60. Play Tourist At El Mercado 

click to enlarge Mexican ceramics abound at El Mercado. - COURTESY
  • Courtesy
  • Mexican ceramics abound at El Mercado.

No matter if you're a tourist or a native San Antonian, you could easily lose yourself in Market Square. Hey, it's not a bad thing, don't be ashamed.

Across from Milam Park lies a three-block outdoor plaza filled with the sights, sounds and cuisine reflective of old Mexico – one of the most famous outdoor markets in the country, according to Frommer's.

More than 100 shops, galleries and stalls occupy areas known as El Mercado and Farmers Market Plaza. Browse curio shops with everything from hand-embroidered Mexican dresses and hats to musical instruments and decorations.

Shopkeepers play a variety of Mexican music, adding to the atmosphere.

Most of the shops, such as Old Mexico Imports, a fixture here since the 1960s, remain family-owned.

"This is all I've known," shop owner Michael Herrejon said matter-of-factly.

Hungry patrons may visit the food court or an assortment of food booths. Just outside are traditional Tex-Mex spots like La Margarita Restaurant and Oyster Bar (120 Produce Row)and Mi Tierra Café and Bakery (218 Produce Row).

Adorned with Christmas lights and other decorations, Mi Tierra is open around the clock. It's a spot popular with tourists, locals celebrating a special milestone and late-night partygoers seeking a pre-bedtime meal. Mariachi musicians stroll around and offer to play a few tunes for willing diners.

Market Square buzzes with even more activity on weekends and in certain seasons. Artists and live musicians, food and beverage booths and outdoor family activities bring in big crowds during Fiesta and Easter, as well as around Cinco de Mayo, Halloween and Christmas.

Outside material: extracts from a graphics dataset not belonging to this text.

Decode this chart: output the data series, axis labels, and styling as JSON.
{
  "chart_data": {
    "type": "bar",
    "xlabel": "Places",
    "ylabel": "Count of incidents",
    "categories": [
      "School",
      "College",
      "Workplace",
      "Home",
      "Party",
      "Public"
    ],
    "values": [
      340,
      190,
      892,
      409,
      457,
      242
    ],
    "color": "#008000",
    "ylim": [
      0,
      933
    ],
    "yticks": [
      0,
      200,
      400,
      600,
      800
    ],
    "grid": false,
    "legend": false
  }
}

Texas A&M University-San Antonio's Educational and Cultural Arts Center sits within the Market Square plaza area. Its presence as the former Museo Alameda, lined by colorful walls, complements the adjacent restaurants and shops.

Merchants such as Herrejon acknowledge that some individuals may see Market Square as a tourist trap. But he feels it offers something more.

"People are fascinated with Hispanic and Mexican culture. They appreciate that this place has some charm of old Mexico," he said.